This review was originally published on this website on 5 May 2014.
Enemy on the Euphrates
The British occupation of Iraq and the great Arab revolt 1914-1921
by Ian Rutledge
published by Saqi Books, May 2014
ISBN 978 0 86356 762 9
cover price – £20
Hardback, 413pp. Illustrated, end notes, bibliography. Index.
Also available in a Kindle edition.
reviewed by Chris Baker
It’s been a long time since I read any piece of literature relating to the Great War that is as eye-opening, fascinating and well written as this. “Enemy on the Euphrates” covers British involvement in the Mesopotamia campaign of 1914-1918 and the events of national and Muslim rebellion and revolt that followed it in the period 1918-1921. The fighting here and the British response to the revolt explains much that resonates down to our modern age.
The Great War did not end on 11 November 1918. In many places, military conflict carried on. The British government found itself with even greater military commitments than it had before the war began in 1914, with large forces being deployed in Germany, Ireland, Russia, India and in the new ‘mandates’ of Palestine and Iraq. Faced with the need to demobilise and get the economy working again, the government tempted men to re-enlist by offering financial incentives. Many of them were sent to join these forces of occupation, and many found themselves in dangerous and hostile places. The situation in Iraq is possibly the least-known and least-understood of all, and Ian Rutledge’s book does much to fill this most important gap. The force in Iraq came close to total defeat, and suffered many losses and humiliations before it was strengthened. The Arab revolt was eventually put down and British repression of the remote areas of northern Iraq, bordering Syria and Persia, continued for many years afterwards.
But why were the British interested in this area at all? Oil. Discoveries of large oilfields in the north of Iraq had been made before the war, particularly in the Mosul area, adding to the fields near Basra that were already in British hands by 1914. Much of the British strategy, certainly-post 1917, can be assigned to a desire to own those oilfields or at least make sure no other power did so. Familiar names appear early: Anglo-Persian (later BP) and Royal Dutch/Shell among them.
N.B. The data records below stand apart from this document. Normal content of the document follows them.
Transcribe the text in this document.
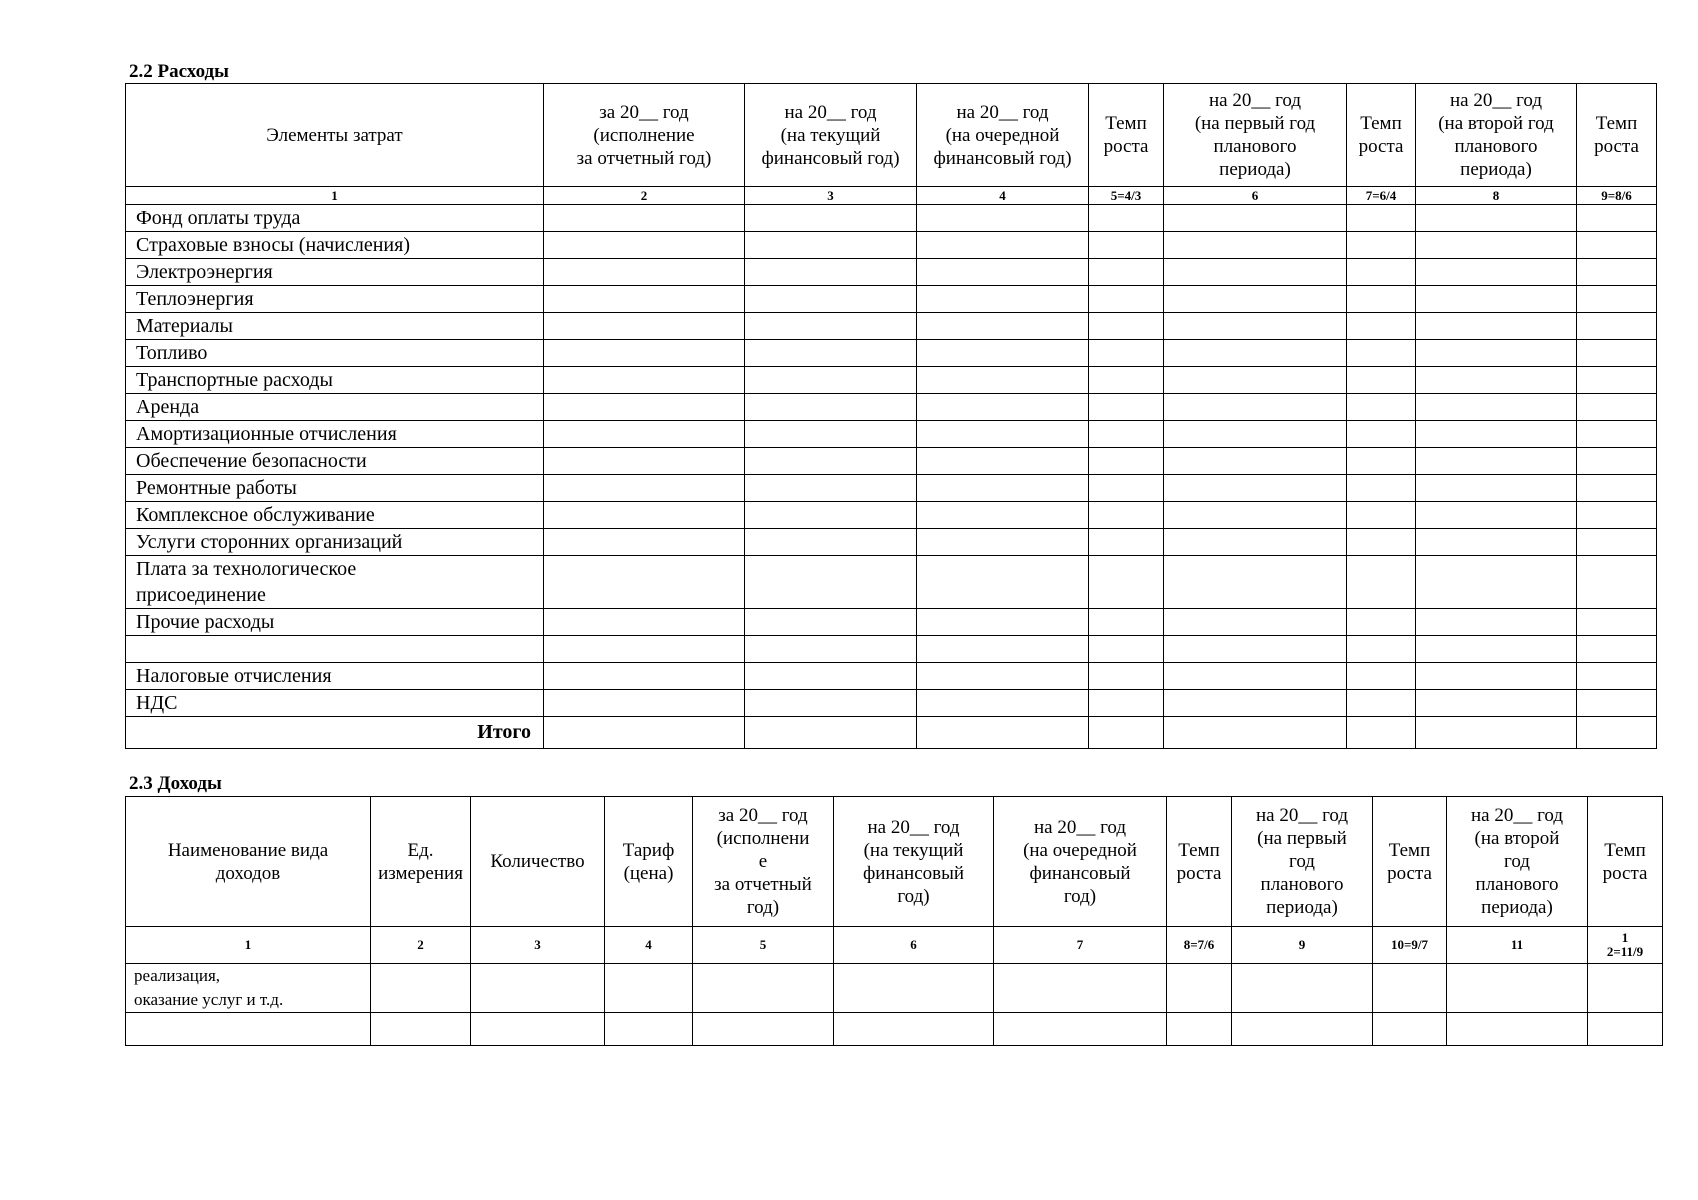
2.2 Расходы
Элементы затрат	за 20__ год
(исполнение
за отчетный год)	на 20__ год
(на текущий
финансовый год)	на 20__ год
(на очередной
финансовый год)	Темп
роста	на 20__ год
(на первый год
планового
периода)	Темп
роста	на 20__ год
(на второй год
планового
периода)	Темп
роста
1	2	3	4	5=4/3	6	7=6/4	8	9=8/6
Фонд оплаты труда								
Страховые взносы (начисления)								
Электроэнергия								
Теплоэнергия								
Материалы								
Топливо								
Транспортные расходы								
Аренда								
Амортизационные отчисления								
Обеспечение безопасности								
Ремонтные работы								
Комплексное обслуживание								
Услуги сторонних организаций								
Плата за технологическое
присоединение								
Прочие расходы								

Налоговые отчисления								
НДС								
Итого								
2.3 Доходы
Наименование вида
доходов	Ед.
измерения	Количество	Тариф
(цена)	за 20__ год
(исполнени
е
за отчетный
год)	на 20__ год
(на текущий
финансовый
год)	на 20__ год
(на очередной
финансовый
год)	Темп
роста	на 20__ год
(на первый
год
планового
периода)	Темп
роста	на 20__ год
(на второй
год
планового
периода)	Темп
роста
1	2	3	4	5	6	7	8=7/6	9	10=9/7	11	1
2=11/9
реализация,
оказание услуг и т.д.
Many economist and politicians had realised that the world era of coal power was declining and that oil would be the strategically critical.
The Mesopotamia/Iraq area was part of the Ottoman Empire before the Great War, and British and Indian forces that deployed there fought Turkish and local Arab forces that were part of the Ottoman army. They also faced local tribes, ‘budhoos’ as the British would disparagingly call them. It is well documented that the British and French (the latter with an eye to ownership of Syria and what became Lebanon) made promises to the Arab sheikdoms and tribes in order to win them over to the Allied side in the Great War. Promises that were not kept; that were eventually denied; and to make matters worse, made at the same time that much of Palestine was being promised to the Jews. Add to that the British imposition of distinctly imperialist actions in the years during and after the war (of forced labour and considerable local tax burdens, for example); add an increasingly armed and confident Muslim voice in the area; and it is easy to appreciate how a volatile, explosive atmosphere had been created. For a while, feelings against the British were so high that even the deep antagonisms between Sunni and Shi’a Muslims in the area took a back seat. British intelligence of the build-up of feeling and how the various tribes were reacting proved to be deeply flawed.
Despite the key strategic importance of Iraq, the British failed to provide adequate military resources. Not for the first time, maintenance of world power was being attempted on the cheap. Inevitably, garrisons were thinly-spread and provided with woeful logistic support. Once revolt began, well-armed and motivated local groups, often led by experienced officers and NCOs of the former Ottoman army, picked off many of the British garrisons and for a while it looked very doubtful that British occupation would remain tenable. This was especially so once the Shia’ holy cities of Najaf and Kerbala’ revolted and declared local independent government.
British reaction, once the situation was realised, was novel and brutal. With too few ground forces and a wide area to suppress, it came down to the Royal Air Force. Villages were bombed and civilians machine gunned. Many villages were burned by the army and countless Iraqi women and children killed, wounded or made homeless. It was an effective demonstration of imperial force, and led to the installation of what was in effect an Arab-fronted puppet government. The effects led directly to the era of Saddam Hussein and the turbulent Iraq of today.
“Enemy on the Euphrates” is a sobering, thoughtful, brilliantly-written book. I found myself having to go back and check and re-check the many unfamiliar names of Arab leaders, and rechecking the maps for the unfamiliar locations, but that aside found it simply excellent.
As a final note, what terrific value this is at a cover price of £20 – well done, Saqi Books.